HyveUp – Trip Adler – Scribd

HyveUp - interview with Trip Adler, founder of Scribd.

Up until now, I didn’t quite know what to do with my old .doc and .pdf documents. They are high school or college papers, corporate documentation, or simply free written artistic work. I would just let it sit there and not delete it, thinking that it could always come in handy.

That’s where Scribd steps in. Yesterday, I met and interviewed Trip Adler, one of the founders and the CEO of Scribd. The atmosphere in Scribd’s San Francisco downtown offices is very laid back; it is a company composed of young minds conveniently sitting on top of a potential multi-million dollars market. Scribd is a Youtube for documents. Same as when you download a video on Youtube for the whole world to see it, you download your documents on Scribd. Scribd has developed the iPaper, a new enhanced and lighter version of the old Adobe’s Flashpaper. The iPaper lets you view all types of document – doc, ppt, xl, pdf… – in real time, through a flash widget (just like videos on Youtube).

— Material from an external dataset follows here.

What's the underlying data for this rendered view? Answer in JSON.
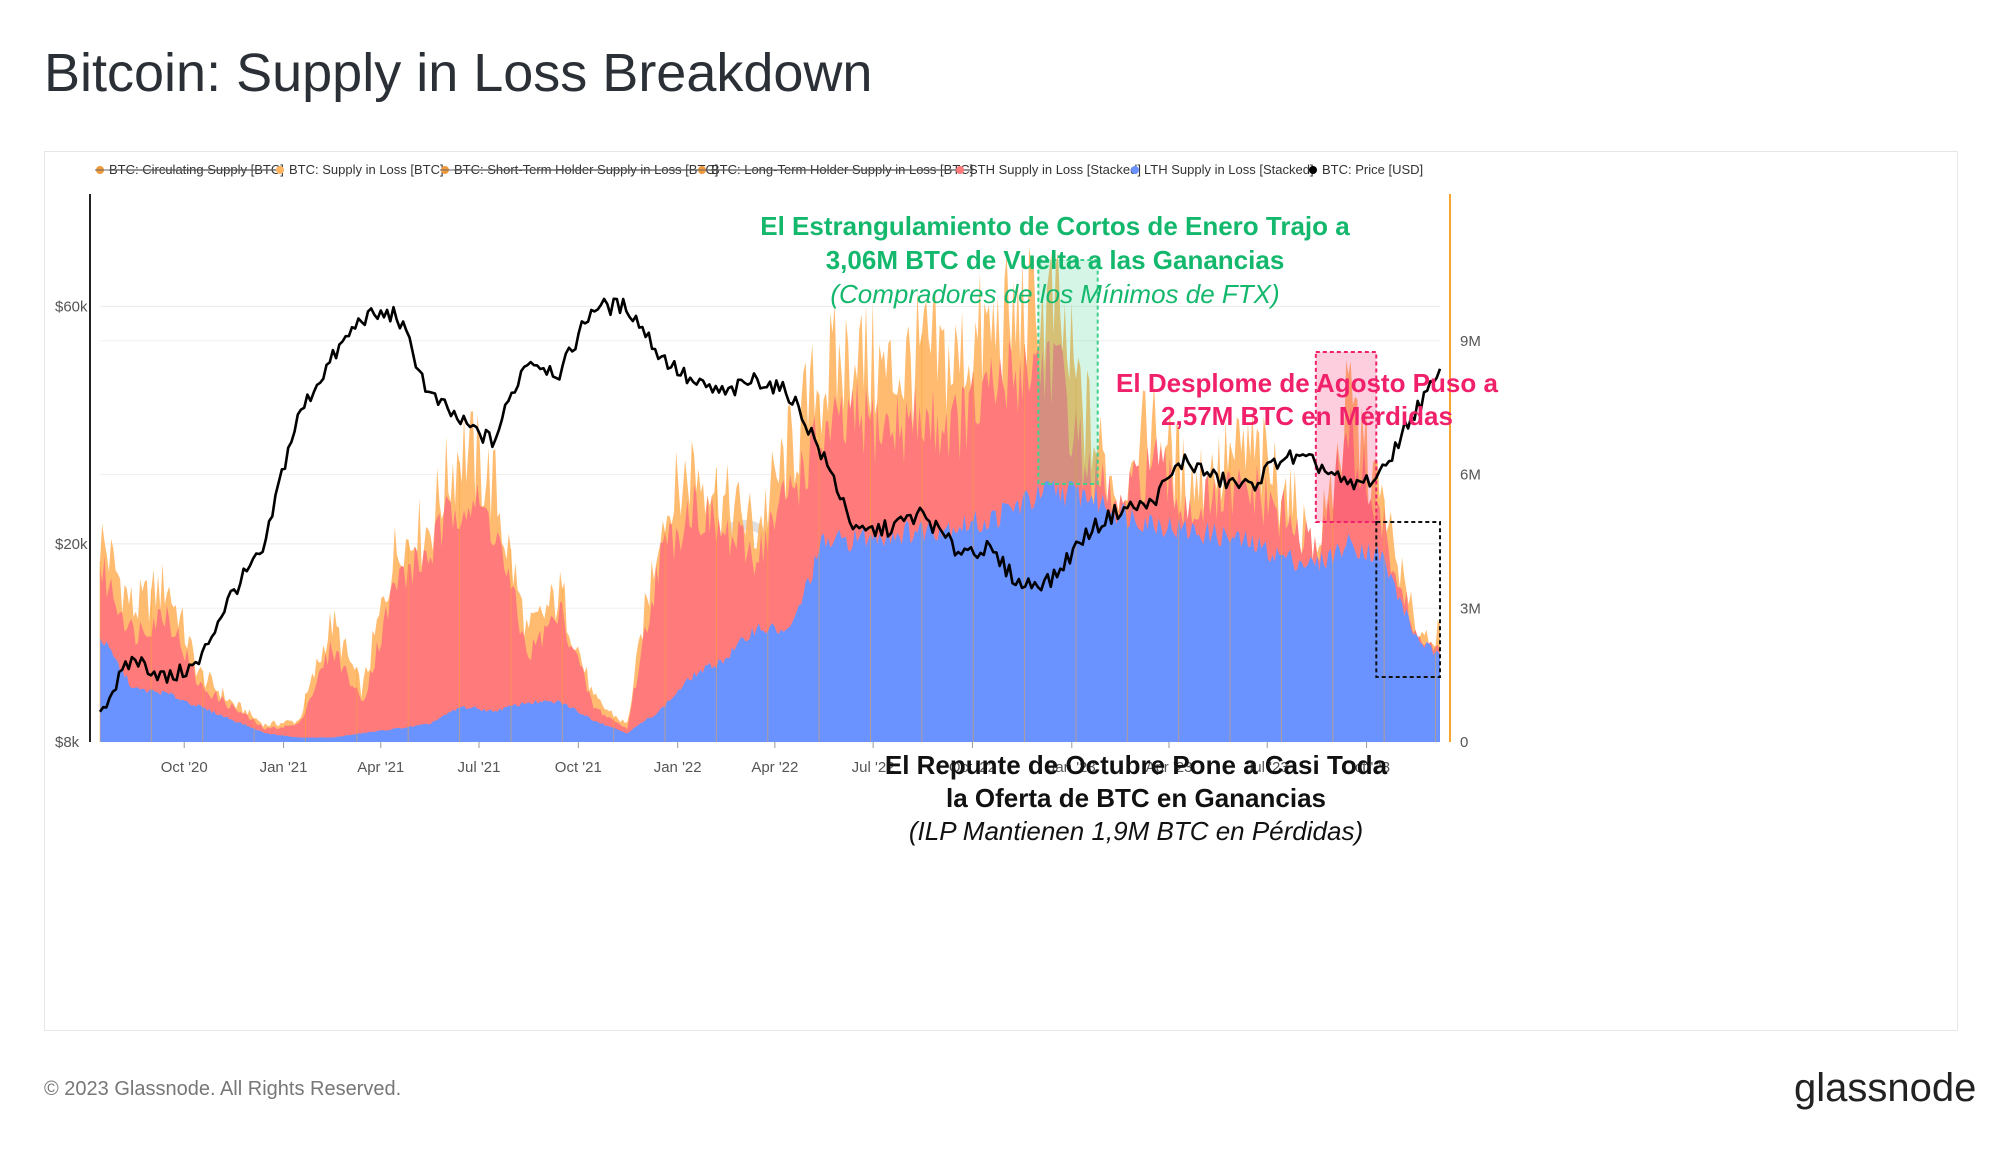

Things got a little bigger last week when Scribd released APIs so that publishers can hook their system to the Scribd platform to share selected documents. Since it is converted to Flash, Scribd went a step further and now lets publishers insert Google Ads inside the documents to monetize the content they share. It is the first company to ever insert ads in desktop-type documents.

With a player that makes it easy to view documents, APIs that make it easy to share documents, and a monetization system that makes document-sharing a profitable activity, Scribd has great chances to become one of the icons of the Web 2.0 sharing revolution.